Tuesday, December 7, 2010

Precious and precarious

Consider the following quote from John Piper's book, God is the Gospel:

All the enticements to God that are not God are precious and precarious. They can lead us to God or lure us to themselves. They may be food or marriage or church or miracles. All of these blessings bring love letters from God. But unless we stress continually that God himself is the gospel, people will fall in love with the mailman—whether his name is forgiveness of sins or eternal life or heaven or ministry or miracles or family or food. (143)

To drive home what Piper is suggesting, imagine a young lady who receives a Christmas gift from her fiancee who is temporarily out of the country. It is a beautiful gift that should indicate to the young lady how much her husband-to-be loves her. But in receiving this gift, the lady becomes captivated and falls in love with the gift.
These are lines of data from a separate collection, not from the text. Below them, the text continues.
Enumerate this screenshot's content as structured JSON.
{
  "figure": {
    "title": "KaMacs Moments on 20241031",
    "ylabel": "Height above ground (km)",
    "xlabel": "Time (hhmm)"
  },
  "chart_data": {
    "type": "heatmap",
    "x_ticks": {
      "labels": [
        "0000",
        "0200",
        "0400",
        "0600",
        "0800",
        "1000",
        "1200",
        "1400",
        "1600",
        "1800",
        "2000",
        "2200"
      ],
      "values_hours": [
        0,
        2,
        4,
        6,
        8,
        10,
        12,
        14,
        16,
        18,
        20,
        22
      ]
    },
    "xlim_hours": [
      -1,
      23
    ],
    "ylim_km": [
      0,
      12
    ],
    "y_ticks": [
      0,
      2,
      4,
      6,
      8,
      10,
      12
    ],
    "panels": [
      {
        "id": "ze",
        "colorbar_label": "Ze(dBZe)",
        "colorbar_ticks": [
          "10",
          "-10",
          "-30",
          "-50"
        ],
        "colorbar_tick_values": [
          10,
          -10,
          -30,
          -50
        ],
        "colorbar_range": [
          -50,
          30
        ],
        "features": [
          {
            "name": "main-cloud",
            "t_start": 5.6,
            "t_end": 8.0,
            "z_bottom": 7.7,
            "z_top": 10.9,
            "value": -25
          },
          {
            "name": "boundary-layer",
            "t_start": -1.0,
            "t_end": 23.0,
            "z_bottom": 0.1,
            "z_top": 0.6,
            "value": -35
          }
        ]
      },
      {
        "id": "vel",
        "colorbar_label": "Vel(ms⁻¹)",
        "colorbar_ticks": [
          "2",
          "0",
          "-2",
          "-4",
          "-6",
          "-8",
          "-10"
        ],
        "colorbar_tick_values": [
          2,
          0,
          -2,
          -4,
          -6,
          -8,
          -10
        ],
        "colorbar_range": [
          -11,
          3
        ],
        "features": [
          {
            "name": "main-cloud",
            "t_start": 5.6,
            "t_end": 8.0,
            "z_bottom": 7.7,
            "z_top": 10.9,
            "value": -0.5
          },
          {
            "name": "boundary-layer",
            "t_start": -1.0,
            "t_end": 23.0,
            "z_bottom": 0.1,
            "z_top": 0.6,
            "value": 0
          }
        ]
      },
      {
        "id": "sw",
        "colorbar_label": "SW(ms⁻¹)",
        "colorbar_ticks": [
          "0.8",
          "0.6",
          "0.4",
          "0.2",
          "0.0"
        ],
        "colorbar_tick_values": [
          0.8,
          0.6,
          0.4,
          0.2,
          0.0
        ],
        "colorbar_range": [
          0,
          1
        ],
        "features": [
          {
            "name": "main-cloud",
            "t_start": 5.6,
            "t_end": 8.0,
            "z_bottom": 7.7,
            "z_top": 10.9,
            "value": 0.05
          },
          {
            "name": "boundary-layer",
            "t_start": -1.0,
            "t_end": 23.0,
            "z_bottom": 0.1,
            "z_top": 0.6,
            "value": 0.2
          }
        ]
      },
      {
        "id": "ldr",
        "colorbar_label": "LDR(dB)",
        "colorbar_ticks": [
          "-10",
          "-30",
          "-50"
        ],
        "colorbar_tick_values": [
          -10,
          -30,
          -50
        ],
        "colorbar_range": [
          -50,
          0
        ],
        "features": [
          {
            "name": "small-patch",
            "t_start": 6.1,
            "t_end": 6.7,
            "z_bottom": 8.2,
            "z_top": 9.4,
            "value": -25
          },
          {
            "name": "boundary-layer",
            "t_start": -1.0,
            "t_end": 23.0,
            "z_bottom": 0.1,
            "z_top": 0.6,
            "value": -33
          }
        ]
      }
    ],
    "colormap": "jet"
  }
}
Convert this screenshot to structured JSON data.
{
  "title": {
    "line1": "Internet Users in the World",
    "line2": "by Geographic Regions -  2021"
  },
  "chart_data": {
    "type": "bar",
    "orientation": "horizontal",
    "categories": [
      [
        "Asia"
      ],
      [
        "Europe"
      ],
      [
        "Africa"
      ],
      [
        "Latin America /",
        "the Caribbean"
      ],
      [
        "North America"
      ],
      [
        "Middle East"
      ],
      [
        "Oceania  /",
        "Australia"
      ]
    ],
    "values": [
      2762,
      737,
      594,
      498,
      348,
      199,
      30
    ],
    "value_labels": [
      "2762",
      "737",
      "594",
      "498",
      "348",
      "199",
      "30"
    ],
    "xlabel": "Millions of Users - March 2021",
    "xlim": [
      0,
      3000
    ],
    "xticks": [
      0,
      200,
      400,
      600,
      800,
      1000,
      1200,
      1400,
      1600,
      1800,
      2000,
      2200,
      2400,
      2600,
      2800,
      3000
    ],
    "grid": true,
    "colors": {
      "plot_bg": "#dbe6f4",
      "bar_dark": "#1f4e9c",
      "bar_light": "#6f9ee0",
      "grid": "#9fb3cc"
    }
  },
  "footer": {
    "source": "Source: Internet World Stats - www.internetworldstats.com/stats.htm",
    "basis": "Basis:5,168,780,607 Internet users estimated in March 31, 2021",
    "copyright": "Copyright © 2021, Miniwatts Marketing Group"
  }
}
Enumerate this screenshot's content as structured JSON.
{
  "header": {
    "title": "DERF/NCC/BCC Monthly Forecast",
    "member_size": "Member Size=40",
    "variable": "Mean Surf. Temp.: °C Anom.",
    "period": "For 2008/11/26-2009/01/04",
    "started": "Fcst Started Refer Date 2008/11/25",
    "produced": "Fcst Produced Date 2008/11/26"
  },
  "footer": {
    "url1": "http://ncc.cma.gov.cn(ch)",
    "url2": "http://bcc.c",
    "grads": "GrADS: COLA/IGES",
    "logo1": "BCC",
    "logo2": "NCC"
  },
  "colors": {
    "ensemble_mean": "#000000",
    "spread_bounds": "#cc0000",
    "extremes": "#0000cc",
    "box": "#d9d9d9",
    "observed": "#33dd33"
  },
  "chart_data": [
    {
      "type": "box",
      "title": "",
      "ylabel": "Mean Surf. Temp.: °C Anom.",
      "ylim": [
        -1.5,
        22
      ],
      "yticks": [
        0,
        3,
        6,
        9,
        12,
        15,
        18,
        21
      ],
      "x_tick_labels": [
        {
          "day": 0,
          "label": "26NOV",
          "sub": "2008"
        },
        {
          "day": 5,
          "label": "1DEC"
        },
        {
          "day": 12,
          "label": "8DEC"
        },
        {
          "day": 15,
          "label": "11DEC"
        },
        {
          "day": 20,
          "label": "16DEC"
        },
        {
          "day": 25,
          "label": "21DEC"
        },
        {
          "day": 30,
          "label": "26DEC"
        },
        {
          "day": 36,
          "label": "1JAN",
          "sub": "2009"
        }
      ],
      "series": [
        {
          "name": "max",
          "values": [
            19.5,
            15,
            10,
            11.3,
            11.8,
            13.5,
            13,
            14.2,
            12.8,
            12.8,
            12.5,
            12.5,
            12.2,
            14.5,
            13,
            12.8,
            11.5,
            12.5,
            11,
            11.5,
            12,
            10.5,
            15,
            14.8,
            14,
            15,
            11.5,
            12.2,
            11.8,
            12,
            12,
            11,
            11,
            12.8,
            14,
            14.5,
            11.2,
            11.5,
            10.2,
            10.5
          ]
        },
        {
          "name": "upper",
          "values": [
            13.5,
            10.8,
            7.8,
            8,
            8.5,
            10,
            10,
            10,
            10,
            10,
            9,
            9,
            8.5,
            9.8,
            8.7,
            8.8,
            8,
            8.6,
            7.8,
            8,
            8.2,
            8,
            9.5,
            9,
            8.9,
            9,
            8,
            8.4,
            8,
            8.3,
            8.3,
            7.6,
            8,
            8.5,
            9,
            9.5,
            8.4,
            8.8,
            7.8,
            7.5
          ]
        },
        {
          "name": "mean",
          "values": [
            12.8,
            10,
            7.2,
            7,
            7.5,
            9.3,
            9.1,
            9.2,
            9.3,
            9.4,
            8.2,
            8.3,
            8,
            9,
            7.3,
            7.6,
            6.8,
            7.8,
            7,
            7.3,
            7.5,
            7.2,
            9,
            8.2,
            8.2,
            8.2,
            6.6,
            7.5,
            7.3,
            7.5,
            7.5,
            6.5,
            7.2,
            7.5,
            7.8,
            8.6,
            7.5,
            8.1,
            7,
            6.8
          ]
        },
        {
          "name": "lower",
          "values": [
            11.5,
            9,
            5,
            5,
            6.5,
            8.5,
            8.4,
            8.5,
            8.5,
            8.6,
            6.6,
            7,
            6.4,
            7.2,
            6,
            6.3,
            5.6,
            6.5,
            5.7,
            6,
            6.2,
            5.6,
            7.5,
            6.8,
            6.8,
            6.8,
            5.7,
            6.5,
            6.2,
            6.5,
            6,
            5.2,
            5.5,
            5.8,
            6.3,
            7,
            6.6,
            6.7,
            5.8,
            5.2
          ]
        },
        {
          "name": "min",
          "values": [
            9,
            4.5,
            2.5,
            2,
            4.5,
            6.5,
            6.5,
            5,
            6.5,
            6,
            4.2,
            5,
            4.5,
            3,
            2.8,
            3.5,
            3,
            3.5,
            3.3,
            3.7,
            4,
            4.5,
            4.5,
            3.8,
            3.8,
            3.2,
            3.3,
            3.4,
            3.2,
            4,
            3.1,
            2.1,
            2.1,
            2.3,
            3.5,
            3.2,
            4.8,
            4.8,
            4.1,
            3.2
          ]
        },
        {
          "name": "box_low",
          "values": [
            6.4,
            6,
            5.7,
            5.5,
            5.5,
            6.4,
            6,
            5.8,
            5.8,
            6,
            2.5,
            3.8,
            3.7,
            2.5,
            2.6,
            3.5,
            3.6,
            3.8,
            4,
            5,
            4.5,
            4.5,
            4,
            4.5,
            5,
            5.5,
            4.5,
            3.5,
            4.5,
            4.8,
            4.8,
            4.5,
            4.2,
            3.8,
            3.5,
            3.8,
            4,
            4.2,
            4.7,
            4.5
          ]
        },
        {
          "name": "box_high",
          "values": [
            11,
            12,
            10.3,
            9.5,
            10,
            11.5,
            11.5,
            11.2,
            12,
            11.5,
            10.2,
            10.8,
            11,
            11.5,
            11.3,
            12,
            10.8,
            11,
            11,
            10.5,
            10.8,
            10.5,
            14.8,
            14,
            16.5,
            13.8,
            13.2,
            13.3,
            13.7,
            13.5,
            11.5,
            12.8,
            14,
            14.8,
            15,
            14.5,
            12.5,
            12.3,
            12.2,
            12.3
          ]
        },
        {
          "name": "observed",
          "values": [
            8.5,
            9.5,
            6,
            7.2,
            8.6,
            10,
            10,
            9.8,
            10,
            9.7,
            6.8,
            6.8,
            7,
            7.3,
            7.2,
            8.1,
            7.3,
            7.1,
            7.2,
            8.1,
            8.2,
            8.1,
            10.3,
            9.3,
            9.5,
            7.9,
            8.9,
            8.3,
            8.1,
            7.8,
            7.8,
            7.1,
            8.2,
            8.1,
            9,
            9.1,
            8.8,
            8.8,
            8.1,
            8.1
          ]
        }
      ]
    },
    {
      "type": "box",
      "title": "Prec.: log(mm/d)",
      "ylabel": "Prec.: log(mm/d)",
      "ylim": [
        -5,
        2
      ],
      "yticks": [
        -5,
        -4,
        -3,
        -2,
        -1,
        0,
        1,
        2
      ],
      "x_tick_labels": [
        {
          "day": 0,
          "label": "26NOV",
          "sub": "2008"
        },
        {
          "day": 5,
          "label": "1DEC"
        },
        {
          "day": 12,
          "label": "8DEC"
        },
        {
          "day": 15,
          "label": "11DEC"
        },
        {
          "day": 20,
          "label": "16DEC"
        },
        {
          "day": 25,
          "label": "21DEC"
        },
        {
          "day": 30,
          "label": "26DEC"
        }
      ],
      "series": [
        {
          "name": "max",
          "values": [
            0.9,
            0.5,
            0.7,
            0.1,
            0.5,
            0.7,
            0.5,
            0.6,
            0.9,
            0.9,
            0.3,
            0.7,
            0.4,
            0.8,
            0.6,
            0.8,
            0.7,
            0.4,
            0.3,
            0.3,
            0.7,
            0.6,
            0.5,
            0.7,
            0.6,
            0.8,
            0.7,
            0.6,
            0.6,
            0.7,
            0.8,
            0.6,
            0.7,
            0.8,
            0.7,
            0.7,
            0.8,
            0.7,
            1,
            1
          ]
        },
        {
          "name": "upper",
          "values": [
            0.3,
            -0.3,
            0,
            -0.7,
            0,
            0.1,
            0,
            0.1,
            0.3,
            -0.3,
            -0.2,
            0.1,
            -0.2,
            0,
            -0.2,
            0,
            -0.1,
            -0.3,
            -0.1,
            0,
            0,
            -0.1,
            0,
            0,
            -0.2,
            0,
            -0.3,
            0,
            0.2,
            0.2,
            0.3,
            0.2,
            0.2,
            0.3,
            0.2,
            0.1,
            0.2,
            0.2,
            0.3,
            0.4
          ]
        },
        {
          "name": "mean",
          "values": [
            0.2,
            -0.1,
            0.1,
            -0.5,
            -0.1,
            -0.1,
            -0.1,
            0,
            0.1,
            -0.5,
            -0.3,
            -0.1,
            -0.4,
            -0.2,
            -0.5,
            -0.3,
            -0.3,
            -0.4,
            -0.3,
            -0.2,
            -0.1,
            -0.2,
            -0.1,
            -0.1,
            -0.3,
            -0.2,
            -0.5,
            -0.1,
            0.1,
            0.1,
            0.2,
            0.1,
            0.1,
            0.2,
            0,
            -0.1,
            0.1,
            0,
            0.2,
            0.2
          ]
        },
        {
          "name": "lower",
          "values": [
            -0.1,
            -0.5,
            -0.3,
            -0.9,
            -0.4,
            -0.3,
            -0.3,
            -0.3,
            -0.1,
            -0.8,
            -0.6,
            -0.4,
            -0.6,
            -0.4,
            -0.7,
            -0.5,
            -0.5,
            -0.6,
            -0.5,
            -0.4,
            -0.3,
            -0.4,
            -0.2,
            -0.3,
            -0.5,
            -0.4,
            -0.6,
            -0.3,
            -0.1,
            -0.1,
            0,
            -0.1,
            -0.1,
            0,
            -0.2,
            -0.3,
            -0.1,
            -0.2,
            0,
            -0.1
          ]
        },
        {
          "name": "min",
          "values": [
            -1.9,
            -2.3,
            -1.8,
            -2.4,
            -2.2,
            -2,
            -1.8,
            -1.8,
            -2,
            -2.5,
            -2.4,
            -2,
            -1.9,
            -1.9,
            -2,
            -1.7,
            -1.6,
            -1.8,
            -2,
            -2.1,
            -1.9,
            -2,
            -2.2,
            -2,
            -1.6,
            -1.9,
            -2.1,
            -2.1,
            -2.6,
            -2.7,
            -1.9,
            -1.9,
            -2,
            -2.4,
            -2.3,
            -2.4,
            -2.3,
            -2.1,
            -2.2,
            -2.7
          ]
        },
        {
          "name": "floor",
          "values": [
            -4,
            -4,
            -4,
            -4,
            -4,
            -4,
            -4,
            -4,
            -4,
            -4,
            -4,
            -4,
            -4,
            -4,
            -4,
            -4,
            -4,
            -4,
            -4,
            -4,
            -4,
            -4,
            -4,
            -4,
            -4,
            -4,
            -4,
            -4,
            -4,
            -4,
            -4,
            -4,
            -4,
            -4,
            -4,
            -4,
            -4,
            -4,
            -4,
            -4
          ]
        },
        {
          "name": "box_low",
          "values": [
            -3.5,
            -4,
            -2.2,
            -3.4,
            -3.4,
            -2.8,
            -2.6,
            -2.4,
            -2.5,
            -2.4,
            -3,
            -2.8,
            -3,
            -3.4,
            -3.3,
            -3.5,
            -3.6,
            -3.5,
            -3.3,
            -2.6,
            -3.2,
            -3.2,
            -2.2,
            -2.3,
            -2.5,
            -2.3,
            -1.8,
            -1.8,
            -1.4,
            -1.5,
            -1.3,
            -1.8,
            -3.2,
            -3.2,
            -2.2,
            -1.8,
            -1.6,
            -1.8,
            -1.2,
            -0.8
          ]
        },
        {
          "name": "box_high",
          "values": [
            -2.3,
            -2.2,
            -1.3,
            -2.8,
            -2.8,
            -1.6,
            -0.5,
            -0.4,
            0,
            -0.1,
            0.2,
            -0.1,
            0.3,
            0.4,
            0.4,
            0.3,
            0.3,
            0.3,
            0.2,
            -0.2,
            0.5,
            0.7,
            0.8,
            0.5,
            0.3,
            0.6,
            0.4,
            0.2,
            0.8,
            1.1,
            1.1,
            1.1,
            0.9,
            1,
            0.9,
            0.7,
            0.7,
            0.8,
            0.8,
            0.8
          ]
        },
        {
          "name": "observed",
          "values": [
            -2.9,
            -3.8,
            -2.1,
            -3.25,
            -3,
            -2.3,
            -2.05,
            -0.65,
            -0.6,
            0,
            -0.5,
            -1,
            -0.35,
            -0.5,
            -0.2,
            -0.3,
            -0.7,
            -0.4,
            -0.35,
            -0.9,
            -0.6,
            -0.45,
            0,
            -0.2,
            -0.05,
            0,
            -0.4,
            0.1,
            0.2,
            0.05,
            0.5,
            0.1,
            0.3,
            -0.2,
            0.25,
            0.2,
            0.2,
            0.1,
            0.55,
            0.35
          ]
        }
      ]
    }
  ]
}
The gift becomes the foremost affection in her heart; she loves this present. Instead of seeing the gift as a token of her fiancee's love, and thus having her become more enthralled with him, she allows the gift to replace him in her heart.

Sounds crazy, doesn't it?

But, I think Piper is right in that, at least on a small scale, we do that all the time with God. We become enamoured with the gift instead of the Gift-giver. We 'seek first' the secondary things, and relegate the Primary One to a position of secondary importance.